Even the perpetually moronic NYTimes is starting to wake up:

“California Fires: Want to Control Blazes? Start More, Experts Say: Why one of the most feasible solutions for worsening wildfires is doing more prescribed burns.” By Jill Cowan | Aug. 26, 2020 | https://www.nytimes.com/2020/08/26/us/california-fire-prevention.html

As Californians brace for more bad news about what is already shaping up to be one of the state’s most intense fire seasons ever, and as we watch as firefighting capacity is stretched thin, I keep coming back to one question: What is California supposed to do?

* * *

In recent years, momentum has built for purposefully setting fires in certain areas to help thin vegetation and restore ecosystems that would naturally burn more frequently, if not for California’s policy of more than a century requiring that all fires be put out.

Before Euro-American settlement in California in the 1800s, about 1.5 million acres of forest burned each year on average, my colleagues wrote — roughly the same amount that has burned so far this year.

* * *

But the challenge now is getting enough funding to use prescribed burns — which require lots of on-the-ground work and monitoring — and getting the green light to conduct prescribed burns in places where residents might be concerned about fires escaping or fouling the air.

* * *

“We’re chipping away at a backlog from 150 years of suppression,” he said. “But we can get to a point where we’ll be able to keep up with the accumulation of fuel.”

Robert of Texas
August 28, 2020 8:09 pm

There IS a clear lesson from the Aussie experience. Do things differently.

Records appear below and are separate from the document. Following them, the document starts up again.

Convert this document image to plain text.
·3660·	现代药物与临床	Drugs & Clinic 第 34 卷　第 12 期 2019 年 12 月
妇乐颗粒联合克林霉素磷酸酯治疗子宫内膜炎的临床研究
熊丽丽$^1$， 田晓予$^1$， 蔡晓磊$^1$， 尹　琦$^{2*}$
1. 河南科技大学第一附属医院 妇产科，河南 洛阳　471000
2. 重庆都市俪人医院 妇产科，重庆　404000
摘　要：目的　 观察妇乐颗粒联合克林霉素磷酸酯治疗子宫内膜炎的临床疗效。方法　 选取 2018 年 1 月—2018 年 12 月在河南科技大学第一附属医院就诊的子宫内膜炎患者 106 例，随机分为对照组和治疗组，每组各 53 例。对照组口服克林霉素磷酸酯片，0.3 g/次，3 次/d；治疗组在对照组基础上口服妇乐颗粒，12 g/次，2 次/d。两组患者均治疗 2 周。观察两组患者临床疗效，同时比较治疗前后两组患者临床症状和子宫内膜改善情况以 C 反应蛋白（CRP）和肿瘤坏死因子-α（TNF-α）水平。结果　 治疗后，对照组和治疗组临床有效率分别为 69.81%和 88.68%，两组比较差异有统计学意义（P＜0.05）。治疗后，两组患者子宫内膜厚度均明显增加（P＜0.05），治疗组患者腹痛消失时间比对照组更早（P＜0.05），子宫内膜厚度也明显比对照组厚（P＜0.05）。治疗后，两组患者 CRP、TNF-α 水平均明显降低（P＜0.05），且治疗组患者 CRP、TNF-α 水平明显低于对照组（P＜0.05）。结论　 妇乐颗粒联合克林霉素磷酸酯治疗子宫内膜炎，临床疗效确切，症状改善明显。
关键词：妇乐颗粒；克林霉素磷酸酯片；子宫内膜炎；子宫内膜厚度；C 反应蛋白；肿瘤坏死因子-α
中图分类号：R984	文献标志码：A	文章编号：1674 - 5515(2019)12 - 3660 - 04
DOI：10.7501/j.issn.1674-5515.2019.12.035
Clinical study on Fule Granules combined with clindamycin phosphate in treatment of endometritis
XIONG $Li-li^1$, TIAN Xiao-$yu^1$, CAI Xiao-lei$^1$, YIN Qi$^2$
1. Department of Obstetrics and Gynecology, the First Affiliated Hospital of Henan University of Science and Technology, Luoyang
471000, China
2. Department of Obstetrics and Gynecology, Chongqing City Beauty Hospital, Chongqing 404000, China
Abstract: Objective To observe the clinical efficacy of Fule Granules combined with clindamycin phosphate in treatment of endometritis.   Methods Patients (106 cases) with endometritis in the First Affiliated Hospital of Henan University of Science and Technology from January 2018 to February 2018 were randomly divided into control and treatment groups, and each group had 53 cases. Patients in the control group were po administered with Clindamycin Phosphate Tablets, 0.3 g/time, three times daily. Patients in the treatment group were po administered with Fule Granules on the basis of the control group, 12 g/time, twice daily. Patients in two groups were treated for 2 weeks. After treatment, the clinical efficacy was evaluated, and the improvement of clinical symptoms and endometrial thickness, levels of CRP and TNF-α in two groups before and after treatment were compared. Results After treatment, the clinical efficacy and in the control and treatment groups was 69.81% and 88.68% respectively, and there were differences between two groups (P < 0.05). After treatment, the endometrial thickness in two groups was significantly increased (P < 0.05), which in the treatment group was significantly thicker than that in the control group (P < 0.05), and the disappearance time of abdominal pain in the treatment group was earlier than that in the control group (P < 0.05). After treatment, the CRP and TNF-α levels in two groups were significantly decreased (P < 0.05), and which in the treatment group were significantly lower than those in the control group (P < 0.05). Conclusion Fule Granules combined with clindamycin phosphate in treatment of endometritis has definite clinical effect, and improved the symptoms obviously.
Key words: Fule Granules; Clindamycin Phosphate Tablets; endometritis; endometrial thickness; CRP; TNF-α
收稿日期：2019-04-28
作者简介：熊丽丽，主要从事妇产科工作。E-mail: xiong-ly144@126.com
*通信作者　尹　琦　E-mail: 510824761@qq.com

The Aussies can learn the same thing from California.

Graeme#4
Reply to  Robert of Texas
August 28, 2020 10:02 pm

Why the heck did California plant so many Australian eucalyptus trees? They are a real fire hazard.

August 29, 2020 7:53 am

As I have posted before. Ask your parents, grandparents for photos or historical brochures of the CA State and National Parks taken back in the 1900’s, 1950’s, and 2000’s. The obvious growth and increase in trees, under growth, massive brush and brambles taking the place of low grasses and forest floor plants is so obvious that the cause of uncontrollable fires is obvious.
I live next to a tree covered lot. When I moved in 25 years ago there were about a dozen horses roaming the 100+ acres. I could see the horses just about anywhere on the property. I could even see the stable, more than 1/3 of a mile away. There was only grass on the ground. No undergrowth, brush, brambles or trees less than 6 in in diameter. Today I can only see about 50 yards to about 100 yards into this woodland depending on the direction I look. On occasion the frisby or ball i have thrown for the dog has gone into the woodland about 50 feet. Yet, the undergrowth was so thick, it took me fifteen to thirty minutes to find it. That is what “Nature” does when “Nature” is prevented from burning all of that undergrowth off and/or there are no animals grazing on that undergrowth. Years ago I watched the deer eat the small saplings in the winter when they could not find other food in the heavy snow.